The nuts and bolts of jail support are complicated and vary from district to district. The job is to make sure arrested people have bail, a ride home and, very importantly, emotional support. Actually finding out where they are being held is often tricky. And it’s nice to have snacks ready for them upon release. But the best part is cheering for them as they get out of jail. I know from experience how powerful this can be. There were 34 comrades arrested in total at the protest along with two fascists (who we weren’t particularly worried about supporting). The arrestees were spread all across the city, from East Boston to Roslindale. I went to the jail not too far from Government Center and got the fun of reliving my assault just a few hours earlier.

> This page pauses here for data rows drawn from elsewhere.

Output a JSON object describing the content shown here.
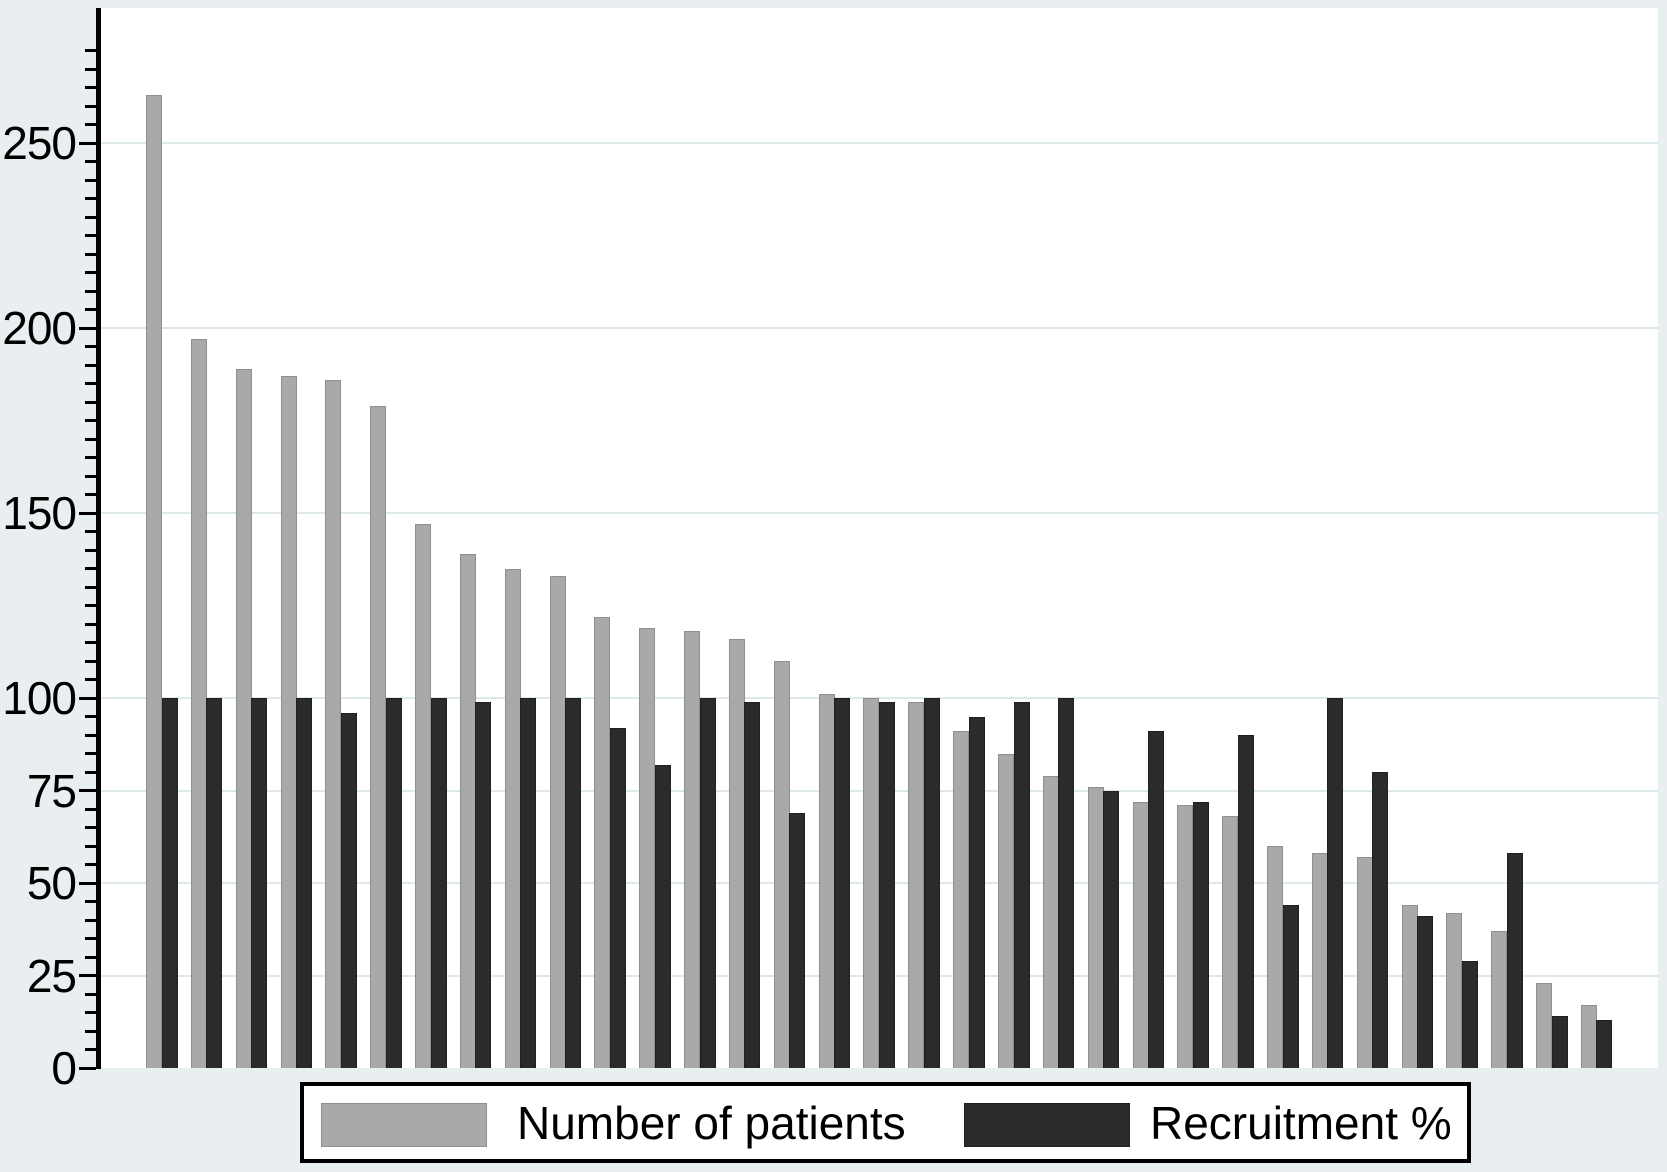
{
  "figure": {
    "background_color": "#e9eff1",
    "plot_background_color": "#ffffff",
    "grid_color": "#dce8ea",
    "axis_color": "#000000"
  },
  "chart_data": {
    "type": "bar",
    "title": "",
    "xlabel": "",
    "ylabel": "",
    "grid": true,
    "legend_position": "bottom",
    "y_axis": {
      "major_ticks": [
        0,
        25,
        50,
        75,
        100,
        150,
        200,
        250
      ],
      "minor_tick_interval": 5,
      "minor_tick_max": 275,
      "range": [
        0,
        286
      ]
    },
    "series": [
      {
        "name": "Number of patients",
        "color": "#a9a9a9",
        "values": [
          263,
          197,
          189,
          187,
          186,
          179,
          147,
          139,
          135,
          133,
          122,
          119,
          118,
          116,
          110,
          101,
          100,
          99,
          91,
          85,
          79,
          76,
          72,
          71,
          68,
          60,
          58,
          57,
          44,
          42,
          37,
          23,
          17
        ]
      },
      {
        "name": "Recruitment %",
        "color": "#2b2b2b",
        "values": [
          100,
          100,
          100,
          100,
          96,
          100,
          100,
          99,
          100,
          100,
          92,
          82,
          100,
          99,
          69,
          100,
          99,
          100,
          95,
          99,
          100,
          75,
          91,
          72,
          90,
          44,
          100,
          80,
          41,
          29,
          58,
          14,
          13
        ]
      }
    ]
  }
}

I met a few new comrades, some young and some old, all with stories of police brutality and resistance. An old friend of mine got to show Rod Webber the incredible stream he accidentally made of his own arrest.

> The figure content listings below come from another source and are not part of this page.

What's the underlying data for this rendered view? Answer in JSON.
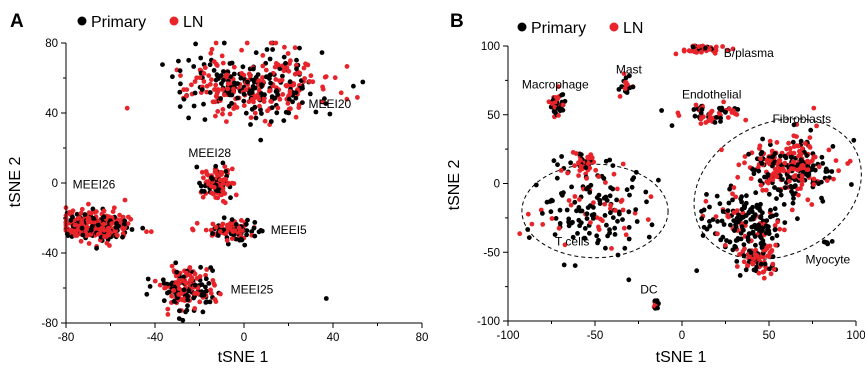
{
  "colors": {
    "primary": "#000000",
    "ln": "#e8242b"
  },
  "chart_data": [
    {
      "type": "scatter",
      "panel": "A",
      "xlabel": "tSNE 1",
      "ylabel": "tSNE 2",
      "xlim": [
        -80,
        80
      ],
      "ylim": [
        -80,
        80
      ],
      "xticks": [
        -80,
        -40,
        0,
        40,
        80
      ],
      "yticks": [
        -80,
        -40,
        0,
        40,
        80
      ],
      "grid": false,
      "legend": {
        "placement": "top-left",
        "entries": [
          "Primary",
          "LN"
        ]
      },
      "series": [
        {
          "name": "Primary",
          "color": "#000000"
        },
        {
          "name": "LN",
          "color": "#e8242b"
        }
      ],
      "clusters": [
        {
          "label": "MEEI20",
          "cx": 5,
          "cy": 56,
          "sx": 16,
          "sy": 10,
          "n_primary": 170,
          "n_ln": 200,
          "label_x": 29,
          "label_y": 43
        },
        {
          "label": "MEEI28",
          "cx": -13,
          "cy": 0,
          "sx": 3.2,
          "sy": 5,
          "n_primary": 40,
          "n_ln": 70,
          "label_x": -25,
          "label_y": 15
        },
        {
          "label": "MEEI26",
          "cx": -67,
          "cy": -24,
          "sx": 7.5,
          "sy": 4.2,
          "n_primary": 90,
          "n_ln": 200,
          "label_x": -77,
          "label_y": -3
        },
        {
          "label": "MEEI5",
          "cx": -5,
          "cy": -27,
          "sx": 7,
          "sy": 2.8,
          "n_primary": 45,
          "n_ln": 55,
          "label_x": 12,
          "label_y": -29
        },
        {
          "label": "MEEI25",
          "cx": -25,
          "cy": -60,
          "sx": 6,
          "sy": 6,
          "n_primary": 90,
          "n_ln": 90,
          "label_x": -6,
          "label_y": -63
        }
      ],
      "outliers": [
        {
          "x": 37,
          "y": -66,
          "series": "Primary"
        }
      ]
    },
    {
      "type": "scatter",
      "panel": "B",
      "xlabel": "tSNE 1",
      "ylabel": "tSNE 2",
      "xlim": [
        -100,
        100
      ],
      "ylim": [
        -100,
        100
      ],
      "xticks": [
        -100,
        -50,
        0,
        50,
        100
      ],
      "yticks": [
        -100,
        -50,
        0,
        50,
        100
      ],
      "grid": false,
      "legend": {
        "placement": "top-left",
        "entries": [
          "Primary",
          "LN"
        ]
      },
      "series": [
        {
          "name": "Primary",
          "color": "#000000"
        },
        {
          "name": "LN",
          "color": "#e8242b"
        }
      ],
      "clusters": [
        {
          "label": "B/plasma",
          "cx": 12,
          "cy": 98,
          "sx": 6,
          "sy": 1.6,
          "n_primary": 8,
          "n_ln": 40,
          "label_x": 24,
          "label_y": 92
        },
        {
          "label": "Mast",
          "cx": -32,
          "cy": 70,
          "sx": 1.5,
          "sy": 4,
          "n_primary": 12,
          "n_ln": 10,
          "label_x": -38,
          "label_y": 80
        },
        {
          "label": "Macrophage",
          "cx": -72,
          "cy": 58,
          "sx": 2.5,
          "sy": 4,
          "n_primary": 25,
          "n_ln": 15,
          "label_x": -92,
          "label_y": 69
        },
        {
          "label": "Endothelial",
          "cx": 18,
          "cy": 50,
          "sx": 9,
          "sy": 4,
          "n_primary": 30,
          "n_ln": 35,
          "label_x": 0,
          "label_y": 62
        },
        {
          "label": "Fibroblasts",
          "cx": 64,
          "cy": 12,
          "sx": 13,
          "sy": 11,
          "n_primary": 130,
          "n_ln": 160,
          "label_x": 52,
          "label_y": 44
        },
        {
          "label": "",
          "cx": 38,
          "cy": -30,
          "sx": 12,
          "sy": 11,
          "n_primary": 150,
          "n_ln": 40
        },
        {
          "label": "",
          "cx": 43,
          "cy": -55,
          "sx": 5,
          "sy": 6,
          "n_primary": 25,
          "n_ln": 55
        },
        {
          "label": "T cells",
          "cx": -52,
          "cy": -15,
          "sx": 17,
          "sy": 17,
          "n_primary": 120,
          "n_ln": 45,
          "label_x": -73,
          "label_y": -45
        },
        {
          "label": "",
          "cx": -57,
          "cy": 15,
          "sx": 3,
          "sy": 4,
          "n_primary": 10,
          "n_ln": 30
        },
        {
          "label": "Myocyte",
          "cx": 83,
          "cy": -43,
          "sx": 1,
          "sy": 1,
          "n_primary": 6,
          "n_ln": 0,
          "label_x": 71,
          "label_y": -58
        },
        {
          "label": "DC",
          "cx": -15,
          "cy": -88,
          "sx": 1.2,
          "sy": 2.2,
          "n_primary": 8,
          "n_ln": 4,
          "label_x": -24,
          "label_y": -80
        }
      ],
      "ellipses": [
        {
          "cx": -50,
          "cy": -20,
          "rx": 42,
          "ry": 34
        },
        {
          "cx": 55,
          "cy": -4,
          "rx": 50,
          "ry": 48,
          "rotate": -25
        }
      ]
    }
  ]
}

But even taking the arrested home wasn’t the end of the whole affair. There was still court to worry about. That story is wild and still unfolding. A story for another time, most likely.
I spent the next couple days talking to journalists and going over footage of the day’s events. A few others and I were pretty shocked to realize how much of the day’s violence was directly instigated by Captain Jack Danilecki. But make no mistake, all the other cops were perfectly happy to go along with pepper-spray-mad Captain Jack on his mission to defeat the A.N.T.I.F.A. George Soros terrorists.

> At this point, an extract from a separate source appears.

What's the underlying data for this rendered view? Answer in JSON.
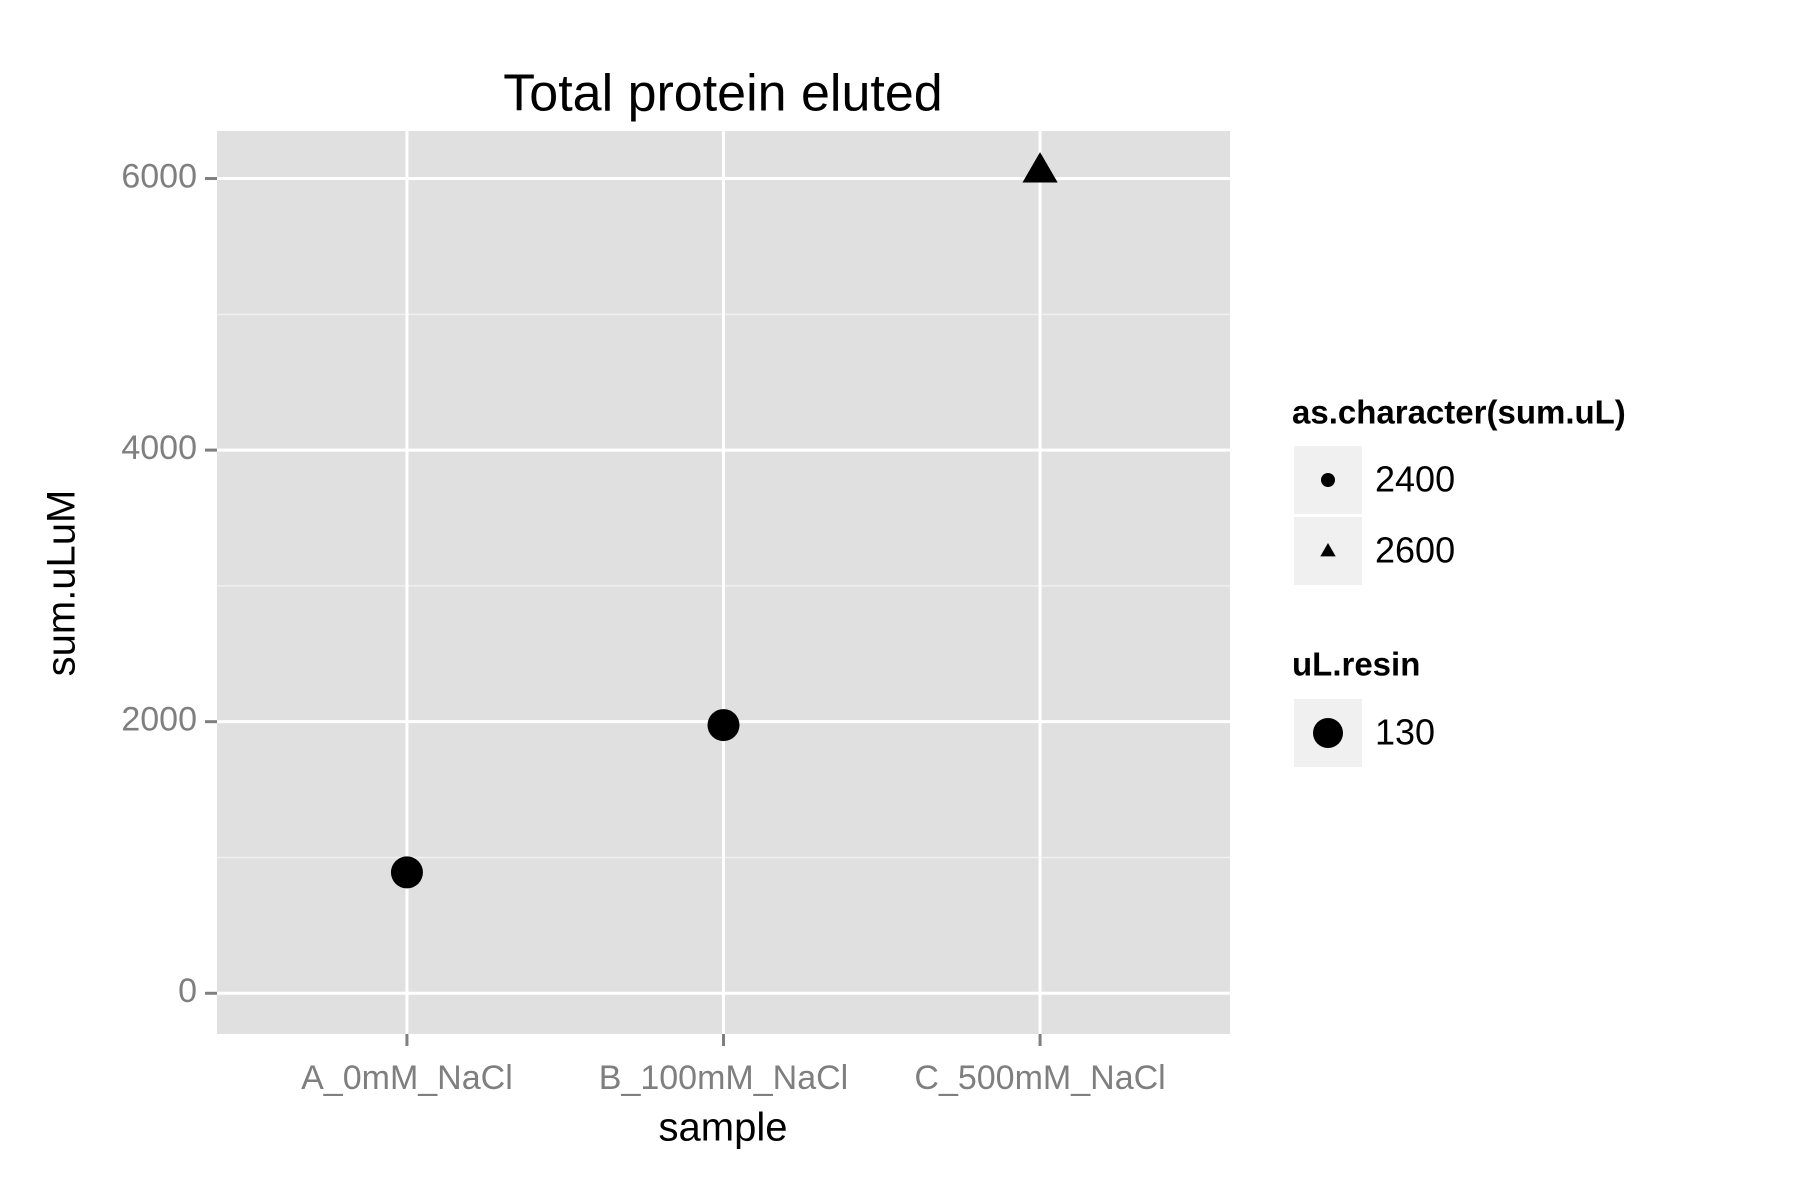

Boston’s police have always been bad, going back to well before I was born. They’ve never been friends or allies. They spent the month of August assaulting homeless people in the city core and destroying their private property, including one person’s wheelchair. Captain Jack couldn’t possibly be doing all of that on his own. And they make no effort to even pretend they want to keep Boston’s communities of color safe. They care about beating up queer folk and imaginary threats.
The DSA is already dedicated to the abolition of the police and prison system. Here in Boston, this work is entering a new, dangerous phase. Boston police have grown more aggressive to peaceful protest over the last few months, violently busting up a pro-choice protest of an anti-choice fundraiser. Given the brutality of the American government on the national scale, with ICE feeding children into concentration camps, the federal government enacting disaster capitalism over it’s colony of Puerto Rico and the roadblocks it threw up to accepting hurricane refugees from the Bahamas, we can expect the brutality of the government to increase even further. Economic signs point toward a recession soon and we’re already in the throes of growing climate catastrophe. The threat posed by the state is growing.
The Boston Police and Captain Jack Danilecki thought they could cow us into silence. They thought we were as afraid as they are. We are not. We are resolute, we are pissed, and we are just getting started.